Abstract
Introduction: Systemic lupus erythematosus (SLE) is a well-known cause of thrombocytopenia. The autoimmune mechanism responsible for thrombocytopenia in SLE is similar to that of immune thrombocytopenic purpura (ITP).
In both conditions, autoantibodies against platelet surface Gp1b and more commonly Gp2b/3a glycoproteins are produced, causing opsonized platelets to undergo splenic destruction. Subacute cutaneous lupus and discoid lupus erythematosus are the two types of cutaneous lupus. SLE and subacute cutaneous lupus have previously been explored as possible initial manifestations of ITP. However, the connection between discoid lupus and ITP has not been explored.
In addition, thrombocytopenia is typically associated with hemorrhagic stroke rather than ischemic stroke due to lack of thrombus formation. Platelet fragmentation following splenic clearance in patients with ITP has been discussed as the possible thrombotic agent provoking ischemic stroke.

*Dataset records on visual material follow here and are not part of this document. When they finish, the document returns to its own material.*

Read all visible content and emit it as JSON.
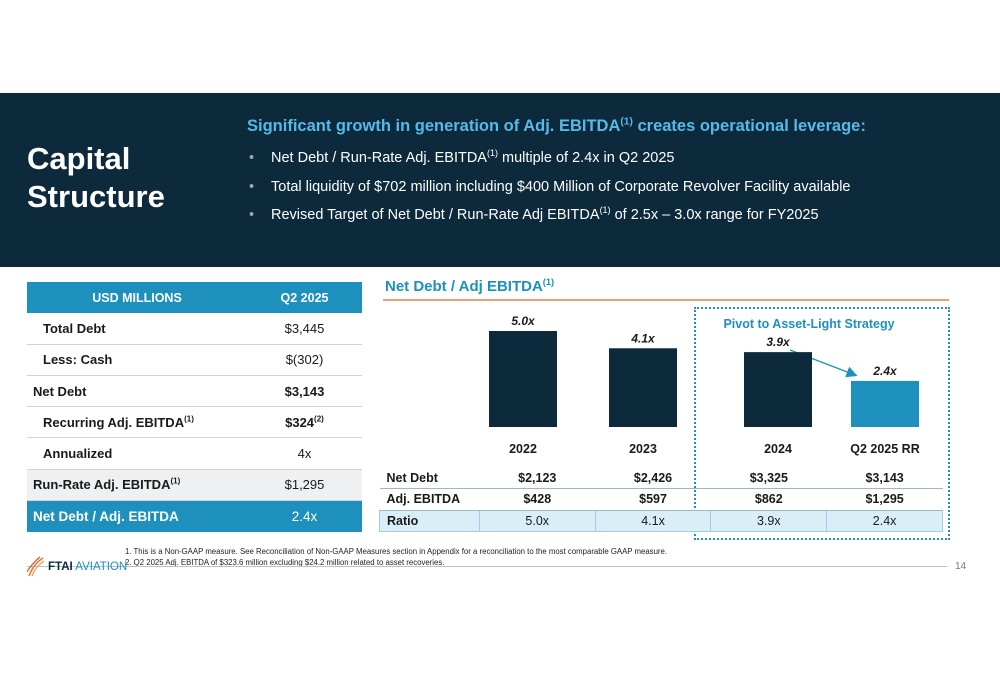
{
  "banner": {
    "title_line1": "Capital",
    "title_line2": "Structure",
    "headline_pre": "Significant growth in generation of Adj. EBITDA",
    "headline_sup": "(1)",
    "headline_post": " creates operational leverage:",
    "bullets": [
      {
        "pre": "Net Debt / Run-Rate Adj. EBITDA",
        "sup": "(1)",
        "post": " multiple of 2.4x in Q2 2025"
      },
      {
        "pre": "Total liquidity of $702 million including $400 Million of Corporate Revolver Facility available",
        "sup": "",
        "post": ""
      },
      {
        "pre": "Revised Target of Net Debt / Run-Rate Adj EBITDA",
        "sup": "(1)",
        "post": " of 2.5x – 3.0x range for FY2025"
      }
    ]
  },
  "left_table": {
    "header": {
      "label": "USD MILLIONS",
      "value": "Q2 2025"
    },
    "rows": [
      {
        "label": "Total Debt",
        "sup": "",
        "value": "$3,445",
        "vsup": ""
      },
      {
        "label": "Less: Cash",
        "sup": "",
        "value": "$(302)",
        "vsup": ""
      },
      {
        "label": "Net Debt",
        "sup": "",
        "value": "$3,143",
        "vsup": ""
      },
      {
        "label": "Recurring Adj. EBITDA",
        "sup": "(1)",
        "value": "$324",
        "vsup": "(2)"
      },
      {
        "label": "Annualized",
        "sup": "",
        "value": "4x",
        "vsup": ""
      },
      {
        "label": "Run-Rate Adj. EBITDA",
        "sup": "(1)",
        "value": "$1,295",
        "vsup": ""
      }
    ],
    "footer": {
      "label": "Net Debt / Adj. EBITDA",
      "value": "2.4x"
    }
  },
  "chart_title": {
    "text": "Net Debt / Adj EBITDA",
    "sup": "(1)"
  },
  "pivot_label": "Pivot to Asset-Light Strategy",
  "chart_data": {
    "type": "bar",
    "title": "Net Debt / Adj EBITDA",
    "categories": [
      "2022",
      "2023",
      "2024",
      "Q2 2025 RR"
    ],
    "values": [
      5.0,
      4.1,
      3.9,
      2.4
    ],
    "value_labels": [
      "5.0x",
      "4.1x",
      "3.9x",
      "2.4x"
    ],
    "colors": [
      "#0c2a3c",
      "#0c2a3c",
      "#0c2a3c",
      "#1e90bd"
    ],
    "ylim": [
      0,
      5.0
    ],
    "grid": false
  },
  "data_table": {
    "rows": [
      {
        "label": "Net Debt",
        "values": [
          "$2,123",
          "$2,426",
          "$3,325",
          "$3,143"
        ]
      },
      {
        "label": "Adj. EBITDA",
        "values": [
          "$428",
          "$597",
          "$862",
          "$1,295"
        ]
      },
      {
        "label": "Ratio",
        "values": [
          "5.0x",
          "4.1x",
          "3.9x",
          "2.4x"
        ]
      }
    ]
  },
  "footnotes": [
    "1.  This is a Non-GAAP measure. See Reconciliation of Non-GAAP Measures section in Appendix for a reconciliation to the most comparable GAAP measure.",
    "2.  Q2 2025 Adj. EBITDA of $323.6 million excluding $24.2 million related to asset recoveries."
  ],
  "logo": {
    "bold": "FTAI",
    "light": "AVIATION"
  },
  "page_number": "14",
  "colors": {
    "navy": "#0c2a3c",
    "accent_blue": "#1e90bd",
    "headline_blue": "#58b9e6",
    "rule_orange": "#e3a47c"
  }
}
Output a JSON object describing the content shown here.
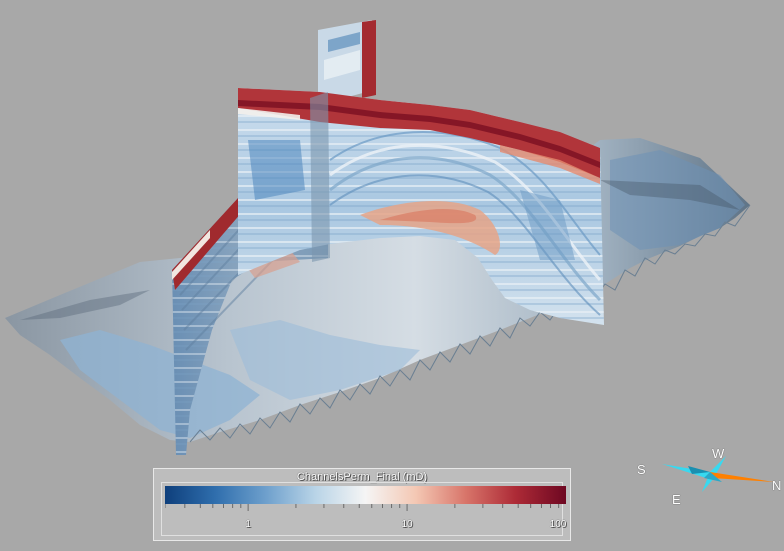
{
  "legend": {
    "title": "ChannelsPerm_Final (mD)",
    "colormap": [
      "#0e3f7c",
      "#2f6ead",
      "#6d9fcc",
      "#b9d4e7",
      "#f5f5f5",
      "#f4c8b4",
      "#d8756a",
      "#ad2a36",
      "#6e0822"
    ],
    "ticks": [
      {
        "label": "1",
        "value": 1
      },
      {
        "label": "10",
        "value": 10
      },
      {
        "label": "100",
        "value": 100
      }
    ],
    "scale": "log",
    "range": [
      0.3,
      100
    ]
  },
  "compass": {
    "labels": {
      "west": "W",
      "south": "S",
      "east": "E",
      "north": "N"
    },
    "colors": {
      "primary": "#38d9f0",
      "north_arrow": "#ff8000"
    }
  }
}
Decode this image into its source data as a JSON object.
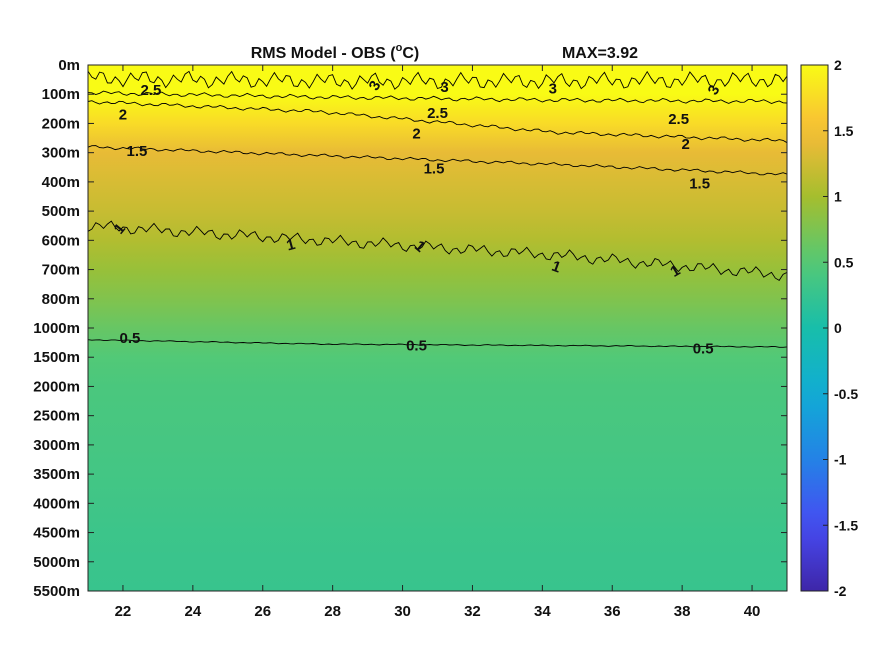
{
  "chart_data": {
    "type": "heatmap",
    "title": "RMS Model - OBS (",
    "title_sup": "o",
    "title_unit": "C)",
    "max_label": "MAX=3.92",
    "xlabel": "",
    "ylabel": "",
    "xlim": [
      21,
      41
    ],
    "x_ticks": [
      22,
      24,
      26,
      28,
      30,
      32,
      34,
      36,
      38,
      40
    ],
    "y_ticks": [
      "0m",
      "100m",
      "200m",
      "300m",
      "400m",
      "500m",
      "600m",
      "700m",
      "800m",
      "1000m",
      "1500m",
      "2000m",
      "2500m",
      "3000m",
      "3500m",
      "4000m",
      "4500m",
      "5000m",
      "5500m"
    ],
    "colormap": "parula",
    "clim": [
      -2,
      2
    ],
    "colorbar_ticks": [
      2,
      1.5,
      1,
      0.5,
      0,
      -0.5,
      -1,
      -1.5,
      -2
    ],
    "colorbar_tick_labels": [
      "2",
      "1.5",
      "1",
      "0.5",
      "0",
      "-0.5",
      "-1",
      "-1.5",
      "-2"
    ],
    "field_profile": [
      {
        "level": "0m",
        "value": 2.6
      },
      {
        "level": "100m",
        "value": 2.3
      },
      {
        "level": "200m",
        "value": 1.75
      },
      {
        "level": "300m",
        "value": 1.4
      },
      {
        "level": "400m",
        "value": 1.3
      },
      {
        "level": "500m",
        "value": 1.2
      },
      {
        "level": "600m",
        "value": 1.08
      },
      {
        "level": "700m",
        "value": 0.92
      },
      {
        "level": "800m",
        "value": 0.78
      },
      {
        "level": "1000m",
        "value": 0.62
      },
      {
        "level": "1500m",
        "value": 0.48
      },
      {
        "level": "2000m",
        "value": 0.42
      },
      {
        "level": "2500m",
        "value": 0.4
      },
      {
        "level": "3000m",
        "value": 0.38
      },
      {
        "level": "3500m",
        "value": 0.36
      },
      {
        "level": "4000m",
        "value": 0.33
      },
      {
        "level": "4500m",
        "value": 0.3
      },
      {
        "level": "5000m",
        "value": 0.28
      },
      {
        "level": "5500m",
        "value": 0.27
      }
    ],
    "contours": [
      {
        "level": 0.5,
        "label": "0.5",
        "y_levels": [
          9.4,
          9.55,
          9.6,
          9.65
        ],
        "amplitude": 0.02
      },
      {
        "level": 1,
        "label": "1",
        "y_levels": [
          5.5,
          6.0,
          6.5,
          7.2
        ],
        "amplitude": 0.22
      },
      {
        "level": 1.5,
        "label": "1.5",
        "y_levels": [
          2.8,
          3.1,
          3.4,
          3.75
        ],
        "amplitude": 0.06
      },
      {
        "level": 2,
        "label": "2",
        "y_levels": [
          1.25,
          1.6,
          2.3,
          2.6
        ],
        "amplitude": 0.07
      },
      {
        "level": 2.5,
        "label": "2.5",
        "y_levels": [
          0.95,
          1.1,
          1.2,
          1.25
        ],
        "amplitude": 0.08
      },
      {
        "level": 3,
        "label": "3",
        "y_levels": [
          0.45,
          0.55,
          0.55,
          0.5
        ],
        "amplitude": 0.3
      }
    ],
    "contour_labels": [
      {
        "text": "2.5",
        "x": 22.8,
        "y": 0.85
      },
      {
        "text": "3",
        "x": 29.2,
        "y": 0.7,
        "angle": -60
      },
      {
        "text": "3",
        "x": 31.2,
        "y": 0.75
      },
      {
        "text": "3",
        "x": 34.3,
        "y": 0.8
      },
      {
        "text": "3",
        "x": 38.9,
        "y": 0.85,
        "angle": -60
      },
      {
        "text": "2",
        "x": 22.0,
        "y": 1.7
      },
      {
        "text": "2.5",
        "x": 31.0,
        "y": 1.65
      },
      {
        "text": "2.5",
        "x": 37.9,
        "y": 1.85
      },
      {
        "text": "2",
        "x": 30.4,
        "y": 2.35
      },
      {
        "text": "2",
        "x": 38.1,
        "y": 2.7
      },
      {
        "text": "1.5",
        "x": 22.4,
        "y": 2.95
      },
      {
        "text": "1.5",
        "x": 30.9,
        "y": 3.55
      },
      {
        "text": "1.5",
        "x": 38.5,
        "y": 4.05
      },
      {
        "text": "1",
        "x": 21.9,
        "y": 5.6,
        "angle": -50
      },
      {
        "text": "1",
        "x": 26.8,
        "y": 6.15,
        "angle": -15
      },
      {
        "text": "1",
        "x": 30.5,
        "y": 6.2,
        "angle": 40
      },
      {
        "text": "1",
        "x": 34.4,
        "y": 6.9,
        "angle": 20
      },
      {
        "text": "1",
        "x": 37.8,
        "y": 7.05,
        "angle": -30
      },
      {
        "text": "0.5",
        "x": 22.2,
        "y": 9.35
      },
      {
        "text": "0.5",
        "x": 30.4,
        "y": 9.6
      },
      {
        "text": "0.5",
        "x": 38.6,
        "y": 9.7
      }
    ]
  }
}
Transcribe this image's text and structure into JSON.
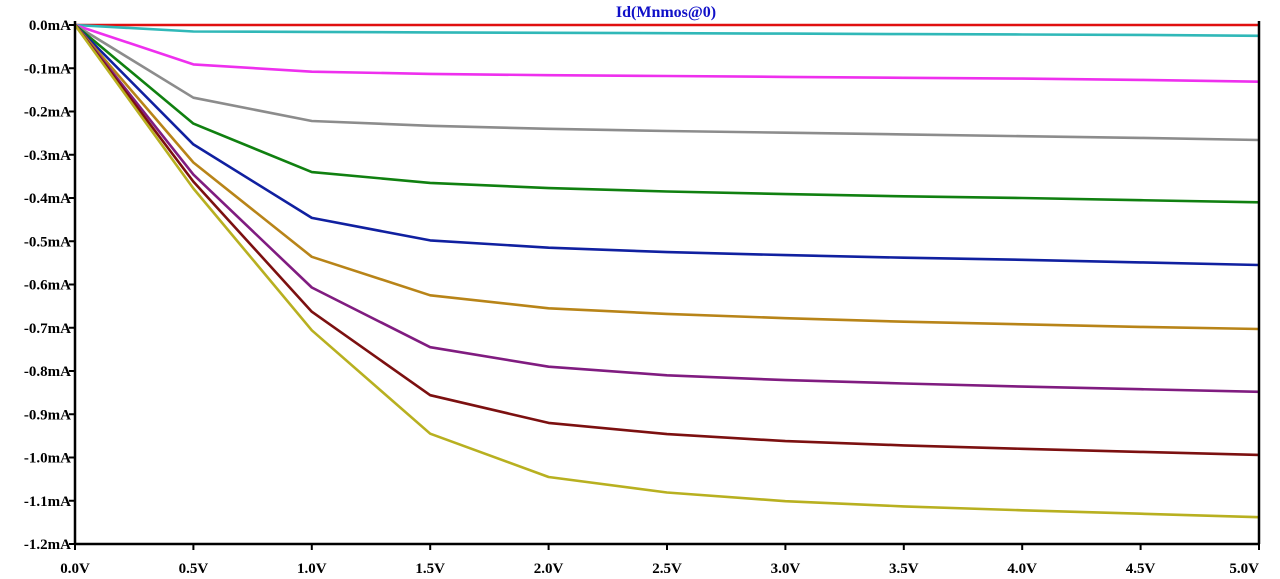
{
  "chart_data": {
    "type": "line",
    "title": "Id(Mnmos@0)",
    "title_color": "#1010c8",
    "xlabel": "",
    "ylabel": "",
    "xlim": [
      0,
      5
    ],
    "ylim": [
      -1.2,
      0.0
    ],
    "grid": false,
    "legend": "none",
    "x_ticks": [
      {
        "value": 0.0,
        "label": "0.0V"
      },
      {
        "value": 0.5,
        "label": "0.5V"
      },
      {
        "value": 1.0,
        "label": "1.0V"
      },
      {
        "value": 1.5,
        "label": "1.5V"
      },
      {
        "value": 2.0,
        "label": "2.0V"
      },
      {
        "value": 2.5,
        "label": "2.5V"
      },
      {
        "value": 3.0,
        "label": "3.0V"
      },
      {
        "value": 3.5,
        "label": "3.5V"
      },
      {
        "value": 4.0,
        "label": "4.0V"
      },
      {
        "value": 4.5,
        "label": "4.5V"
      },
      {
        "value": 5.0,
        "label": "5.0V"
      }
    ],
    "y_ticks": [
      {
        "value": 0.0,
        "label": "0.0mA"
      },
      {
        "value": -0.1,
        "label": "-0.1mA"
      },
      {
        "value": -0.2,
        "label": "-0.2mA"
      },
      {
        "value": -0.3,
        "label": "-0.3mA"
      },
      {
        "value": -0.4,
        "label": "-0.4mA"
      },
      {
        "value": -0.5,
        "label": "-0.5mA"
      },
      {
        "value": -0.6,
        "label": "-0.6mA"
      },
      {
        "value": -0.7,
        "label": "-0.7mA"
      },
      {
        "value": -0.8,
        "label": "-0.8mA"
      },
      {
        "value": -0.9,
        "label": "-0.9mA"
      },
      {
        "value": -1.0,
        "label": "-1.0mA"
      },
      {
        "value": -1.1,
        "label": "-1.1mA"
      },
      {
        "value": -1.2,
        "label": "-1.2mA"
      }
    ],
    "x": [
      0,
      0.5,
      1.0,
      1.5,
      2.0,
      2.5,
      3.0,
      3.5,
      4.0,
      4.5,
      5.0
    ],
    "series": [
      {
        "color": "#e01010",
        "values": [
          0,
          0,
          0,
          0,
          0,
          0,
          0,
          0,
          0,
          0,
          0
        ]
      },
      {
        "color": "#30b8b8",
        "values": [
          0,
          -0.015,
          -0.016,
          -0.017,
          -0.018,
          -0.019,
          -0.02,
          -0.021,
          -0.022,
          -0.023,
          -0.025
        ]
      },
      {
        "color": "#ee30ee",
        "values": [
          0,
          -0.091,
          -0.108,
          -0.113,
          -0.116,
          -0.118,
          -0.12,
          -0.122,
          -0.124,
          -0.127,
          -0.131
        ]
      },
      {
        "color": "#8c8c8c",
        "values": [
          0,
          -0.168,
          -0.222,
          -0.233,
          -0.24,
          -0.245,
          -0.249,
          -0.253,
          -0.257,
          -0.261,
          -0.266
        ]
      },
      {
        "color": "#108010",
        "values": [
          0,
          -0.228,
          -0.34,
          -0.365,
          -0.377,
          -0.385,
          -0.391,
          -0.396,
          -0.4,
          -0.405,
          -0.41
        ]
      },
      {
        "color": "#1020a0",
        "values": [
          0,
          -0.276,
          -0.446,
          -0.498,
          -0.515,
          -0.525,
          -0.532,
          -0.538,
          -0.543,
          -0.549,
          -0.555
        ]
      },
      {
        "color": "#b88418",
        "values": [
          0,
          -0.318,
          -0.536,
          -0.625,
          -0.655,
          -0.668,
          -0.678,
          -0.686,
          -0.692,
          -0.698,
          -0.703
        ]
      },
      {
        "color": "#801c80",
        "values": [
          0,
          -0.346,
          -0.607,
          -0.745,
          -0.79,
          -0.81,
          -0.821,
          -0.829,
          -0.836,
          -0.842,
          -0.848
        ]
      },
      {
        "color": "#7c1010",
        "values": [
          0,
          -0.362,
          -0.663,
          -0.856,
          -0.92,
          -0.946,
          -0.962,
          -0.972,
          -0.98,
          -0.987,
          -0.994
        ]
      },
      {
        "color": "#b8b020",
        "values": [
          0,
          -0.378,
          -0.706,
          -0.945,
          -1.045,
          -1.081,
          -1.101,
          -1.113,
          -1.122,
          -1.13,
          -1.138
        ]
      }
    ]
  }
}
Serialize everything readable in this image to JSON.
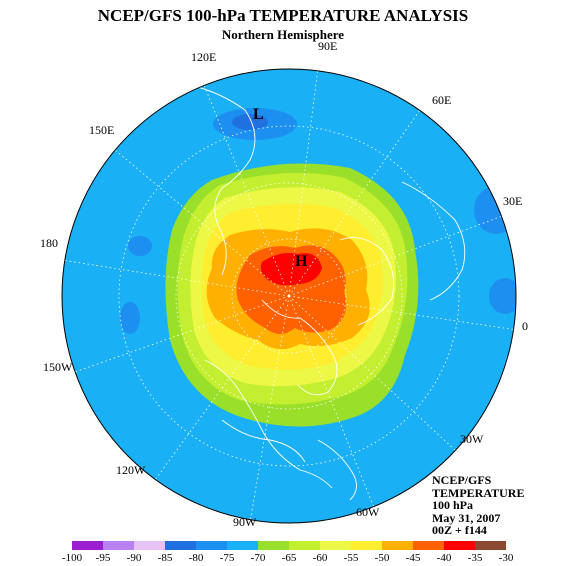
{
  "title": "NCEP/GFS 100-hPa TEMPERATURE ANALYSIS",
  "subtitle": "Northern Hemisphere",
  "longitude_labels": [
    "90E",
    "120E",
    "60E",
    "150E",
    "30E",
    "180",
    "0",
    "150W",
    "30W",
    "120W",
    "60W",
    "90W"
  ],
  "pressure_markers": [
    "L",
    "H"
  ],
  "info": {
    "model": "NCEP/GFS",
    "field": "TEMPERATURE",
    "level": "100 hPa",
    "date": "May 31, 2007",
    "run": "00Z + f144"
  },
  "colorbar": {
    "ticks": [
      "-100",
      "-95",
      "-90",
      "-85",
      "-80",
      "-75",
      "-70",
      "-65",
      "-60",
      "-55",
      "-50",
      "-45",
      "-40",
      "-35",
      "-30"
    ],
    "colors": [
      "#9b1fd0",
      "#b880f0",
      "#e5c3f5",
      "#2070e0",
      "#1d8ff0",
      "#1ab0f5",
      "#9ae02a",
      "#c4ef30",
      "#edf745",
      "#ffee30",
      "#ffb000",
      "#ff6000",
      "#ff0000",
      "#8b4a30",
      "#808080"
    ]
  }
}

Case Description: Our patient is a 62-year-old female with past medical history of 44 pack years smoking, bipolar disorder and diabetes mellitus. She was also diagnosed with discoid lupus in her late 20s and ITP at age 56, treated with oral glucocorticoids and plasmapheresis. The patient presented to the Larkin Community Hospital emergency department in October 2022 with acute left middle cerebral artery ischemic stroke seen on MRI brain though CT head without contrast was negative. Concurrently, platelets were low at 61 x 10^9/L secondary to ITP. Antithrombotic agents, transfusion, and glucocorticoids were not given.
In early December 2022, the patient reportedly experienced a second ischemic stroke in the setting of thrombocytopenia at Palmetto General Hospital, though records are not available for review.
In late December 2022, she again presented to the Larkin Community Hospital emergency department with altered mental status, aspiration-induced airway obstruction, and pneumonia following change in psychiatric medication regimen though mentation did not improve with medication reconciliation. The possibility of a third ischemic infarct in the setting of thrombocytopenia with platelets as low as 11 x 10^9/L was considered though CT head was again negative and MRI brain was not performed. Initially her platelets did not improve with methylprednisolone 60 mg IV twice daily, two units platelet transfusion, and intravenous immunoglobulin. She was switched to dexamethasone 10 mg IV four times daily with an increase in platelets to 132 x 10^9/L over a 10-day course.
Discussion: This case explores the possible relationship between discoid lupus as a precursor to ITP which may be a precursor to ischemic stroke. The patient presented with rare ischemic strokes in the setting of thrombocytopenia which is more commonly associated with hemorrhagic stroke. Future research is needed to establish a causal relationship between the different types of lupus erythematosus, ITP, and ischemic stroke which would aid in developing diagnostic and treatment guidelines in lupus patients to prevent and manage ischemic stroke. Further discussion regarding the possible connection between these conditions is important to define additional causes of ischemic stroke that may be overlooked by physicians.